The first reason for setting aside the verdict is, that there was a special agreement which ought to have been declared on. This objection cannot avail the defendant, because the written contract produced contained nothing more than what the law would imply. The right of action rests upon the payment of money for the use of the defendant. The law raises a promise, and the plaintiff may make use of his written contract or not, as he pleases. If there is any thing in the written promise to contradict the implication of law, the defendant may show it.
Another objection to the verdict arises out of the rejection of the deposition of Thomas Bryant, and we are of opinion, that his testimony is admissible.

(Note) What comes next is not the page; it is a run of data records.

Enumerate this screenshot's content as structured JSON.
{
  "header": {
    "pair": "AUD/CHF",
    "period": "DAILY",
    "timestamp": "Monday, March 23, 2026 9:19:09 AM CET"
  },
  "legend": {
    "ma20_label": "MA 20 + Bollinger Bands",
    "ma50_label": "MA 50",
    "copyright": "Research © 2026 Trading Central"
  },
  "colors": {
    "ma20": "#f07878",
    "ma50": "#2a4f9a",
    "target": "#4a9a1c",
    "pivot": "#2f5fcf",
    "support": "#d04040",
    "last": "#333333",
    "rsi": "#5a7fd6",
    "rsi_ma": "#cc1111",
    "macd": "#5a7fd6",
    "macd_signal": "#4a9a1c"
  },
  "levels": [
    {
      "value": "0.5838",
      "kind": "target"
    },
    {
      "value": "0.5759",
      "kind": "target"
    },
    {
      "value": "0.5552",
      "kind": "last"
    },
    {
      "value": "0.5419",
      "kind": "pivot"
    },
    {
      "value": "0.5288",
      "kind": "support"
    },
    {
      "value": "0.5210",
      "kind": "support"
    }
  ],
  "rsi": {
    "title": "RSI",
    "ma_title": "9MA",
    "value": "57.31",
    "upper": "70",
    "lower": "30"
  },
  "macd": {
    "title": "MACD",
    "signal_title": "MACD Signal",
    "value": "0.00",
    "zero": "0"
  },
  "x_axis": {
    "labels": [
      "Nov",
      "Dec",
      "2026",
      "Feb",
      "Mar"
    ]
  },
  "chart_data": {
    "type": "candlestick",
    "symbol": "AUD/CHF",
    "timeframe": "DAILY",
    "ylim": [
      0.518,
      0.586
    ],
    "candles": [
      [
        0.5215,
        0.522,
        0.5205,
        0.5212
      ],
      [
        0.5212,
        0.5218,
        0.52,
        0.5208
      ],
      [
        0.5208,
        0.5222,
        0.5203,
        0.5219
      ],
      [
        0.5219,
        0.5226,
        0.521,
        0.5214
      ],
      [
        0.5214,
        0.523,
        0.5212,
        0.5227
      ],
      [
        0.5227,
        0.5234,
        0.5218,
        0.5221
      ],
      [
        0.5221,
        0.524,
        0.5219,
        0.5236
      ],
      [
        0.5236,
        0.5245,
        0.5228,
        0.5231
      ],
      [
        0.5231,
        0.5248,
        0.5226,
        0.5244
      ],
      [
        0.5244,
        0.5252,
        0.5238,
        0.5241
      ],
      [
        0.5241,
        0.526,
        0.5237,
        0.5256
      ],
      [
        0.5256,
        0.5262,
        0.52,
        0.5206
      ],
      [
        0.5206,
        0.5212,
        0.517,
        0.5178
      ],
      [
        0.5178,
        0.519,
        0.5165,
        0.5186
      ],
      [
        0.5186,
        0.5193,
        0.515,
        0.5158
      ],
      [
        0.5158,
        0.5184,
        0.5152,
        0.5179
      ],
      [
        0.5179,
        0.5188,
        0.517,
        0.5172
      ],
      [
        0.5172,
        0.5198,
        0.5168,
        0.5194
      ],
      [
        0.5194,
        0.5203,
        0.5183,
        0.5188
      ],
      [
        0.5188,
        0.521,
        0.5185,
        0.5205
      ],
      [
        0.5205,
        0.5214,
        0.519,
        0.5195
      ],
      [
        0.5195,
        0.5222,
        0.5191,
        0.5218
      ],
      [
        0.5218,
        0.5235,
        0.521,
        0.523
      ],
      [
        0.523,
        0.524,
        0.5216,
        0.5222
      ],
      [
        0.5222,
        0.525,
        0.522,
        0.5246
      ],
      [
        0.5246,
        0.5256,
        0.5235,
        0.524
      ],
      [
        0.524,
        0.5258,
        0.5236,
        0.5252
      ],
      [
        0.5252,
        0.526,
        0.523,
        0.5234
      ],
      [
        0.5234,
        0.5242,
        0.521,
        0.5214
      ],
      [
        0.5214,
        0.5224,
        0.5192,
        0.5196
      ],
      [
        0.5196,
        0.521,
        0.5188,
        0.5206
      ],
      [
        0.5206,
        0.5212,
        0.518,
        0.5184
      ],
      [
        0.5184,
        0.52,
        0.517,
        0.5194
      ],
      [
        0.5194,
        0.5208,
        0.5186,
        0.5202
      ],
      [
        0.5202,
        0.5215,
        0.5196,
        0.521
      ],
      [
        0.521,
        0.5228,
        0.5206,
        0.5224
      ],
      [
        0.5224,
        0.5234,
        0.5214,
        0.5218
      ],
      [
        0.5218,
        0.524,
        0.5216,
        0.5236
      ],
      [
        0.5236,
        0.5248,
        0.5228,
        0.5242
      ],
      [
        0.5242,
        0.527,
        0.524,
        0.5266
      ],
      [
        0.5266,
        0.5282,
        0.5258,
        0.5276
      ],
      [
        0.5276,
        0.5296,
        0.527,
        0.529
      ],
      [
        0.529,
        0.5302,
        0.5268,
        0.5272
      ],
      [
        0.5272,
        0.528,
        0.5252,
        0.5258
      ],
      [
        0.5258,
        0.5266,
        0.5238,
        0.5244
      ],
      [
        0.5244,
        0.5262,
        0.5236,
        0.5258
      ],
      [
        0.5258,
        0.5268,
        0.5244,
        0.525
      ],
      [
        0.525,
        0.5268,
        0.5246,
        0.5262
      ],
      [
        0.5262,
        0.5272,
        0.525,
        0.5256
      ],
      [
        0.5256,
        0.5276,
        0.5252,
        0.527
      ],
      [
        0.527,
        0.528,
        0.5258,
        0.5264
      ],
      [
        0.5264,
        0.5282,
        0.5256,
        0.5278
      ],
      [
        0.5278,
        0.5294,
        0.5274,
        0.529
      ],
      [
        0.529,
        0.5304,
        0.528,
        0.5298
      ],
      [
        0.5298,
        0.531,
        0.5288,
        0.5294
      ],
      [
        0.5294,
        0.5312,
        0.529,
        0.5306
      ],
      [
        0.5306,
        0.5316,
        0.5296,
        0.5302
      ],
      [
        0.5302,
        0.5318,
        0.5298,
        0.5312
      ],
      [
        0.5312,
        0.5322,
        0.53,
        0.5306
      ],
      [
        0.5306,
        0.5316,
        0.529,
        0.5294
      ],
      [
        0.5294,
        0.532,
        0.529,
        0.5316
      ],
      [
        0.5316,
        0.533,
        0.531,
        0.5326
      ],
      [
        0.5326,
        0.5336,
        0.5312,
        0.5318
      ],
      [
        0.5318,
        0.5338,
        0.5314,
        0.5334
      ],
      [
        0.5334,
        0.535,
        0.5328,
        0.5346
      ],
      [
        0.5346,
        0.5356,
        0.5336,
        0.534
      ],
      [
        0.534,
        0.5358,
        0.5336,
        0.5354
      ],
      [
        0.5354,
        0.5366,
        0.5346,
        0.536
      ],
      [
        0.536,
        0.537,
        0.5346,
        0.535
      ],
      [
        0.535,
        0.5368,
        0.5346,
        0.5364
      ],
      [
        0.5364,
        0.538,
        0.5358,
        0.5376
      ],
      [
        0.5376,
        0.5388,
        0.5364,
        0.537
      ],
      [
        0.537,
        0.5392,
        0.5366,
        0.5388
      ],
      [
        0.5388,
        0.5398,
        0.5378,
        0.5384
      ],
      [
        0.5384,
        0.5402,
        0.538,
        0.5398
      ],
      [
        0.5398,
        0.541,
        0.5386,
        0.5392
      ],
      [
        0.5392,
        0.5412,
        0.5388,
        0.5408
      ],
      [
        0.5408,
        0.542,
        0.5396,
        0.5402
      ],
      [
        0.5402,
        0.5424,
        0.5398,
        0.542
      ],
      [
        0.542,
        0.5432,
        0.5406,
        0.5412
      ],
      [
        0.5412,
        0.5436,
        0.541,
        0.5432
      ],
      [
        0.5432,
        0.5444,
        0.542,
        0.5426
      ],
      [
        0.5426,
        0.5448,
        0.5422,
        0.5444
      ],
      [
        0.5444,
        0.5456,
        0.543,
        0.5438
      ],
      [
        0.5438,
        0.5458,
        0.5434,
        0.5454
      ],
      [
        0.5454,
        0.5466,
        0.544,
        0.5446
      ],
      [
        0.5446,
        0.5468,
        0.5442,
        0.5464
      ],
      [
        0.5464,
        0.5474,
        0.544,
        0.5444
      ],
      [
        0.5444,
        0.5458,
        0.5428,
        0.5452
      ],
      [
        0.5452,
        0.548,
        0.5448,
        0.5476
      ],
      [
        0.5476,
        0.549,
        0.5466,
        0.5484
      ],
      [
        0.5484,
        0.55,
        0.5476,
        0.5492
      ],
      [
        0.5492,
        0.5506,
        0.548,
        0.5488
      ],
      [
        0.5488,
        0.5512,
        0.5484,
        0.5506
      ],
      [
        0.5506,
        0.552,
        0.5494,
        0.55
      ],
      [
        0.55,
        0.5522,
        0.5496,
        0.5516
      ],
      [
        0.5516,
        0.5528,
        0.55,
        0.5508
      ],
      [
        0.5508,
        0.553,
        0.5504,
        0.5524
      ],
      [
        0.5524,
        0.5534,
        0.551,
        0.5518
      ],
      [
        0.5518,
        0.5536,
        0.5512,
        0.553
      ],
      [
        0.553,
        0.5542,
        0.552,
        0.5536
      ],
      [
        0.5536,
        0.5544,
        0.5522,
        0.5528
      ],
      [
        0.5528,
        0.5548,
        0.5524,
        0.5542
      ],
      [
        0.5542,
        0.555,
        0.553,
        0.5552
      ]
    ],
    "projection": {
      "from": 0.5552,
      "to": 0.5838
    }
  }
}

He is no party to the suit, because the writ was not served upon him.
In regard to the other point, interest is to be allowed upon money, paid at t{ie request and to the use of another, from the time of the payment. The questions respecting interest have arisen in cases of money had and received.
New trial granted.
See Linningdale v. Livingston, 10 Johns. R. 36; M'Williams v. Willis, 1 Wash. (Virginia) R. 202; Goodrich v. Lafflin, ante, 57; Thurston v. Percival, post, 415.
See Purviance v. Dryden, 3 Serg. & R. 402; Le Roy v. Johnson, 2 Peters’s S. C. R. 186. In an action against two partners, one of them, who was returned non inventus by the sheriff, may be sworn to prove the amount of the demand, on the part of the plaintiff; but he cannot be compelled to give evidence. Norman v. Norman, 2 Yeates, 154. See Henderson v Lewis, 9 Serg. & R. 379.
Ward v Johnson, 14 Mass. R. 148; Robertson v. Smith, 18 Johns. R. 459.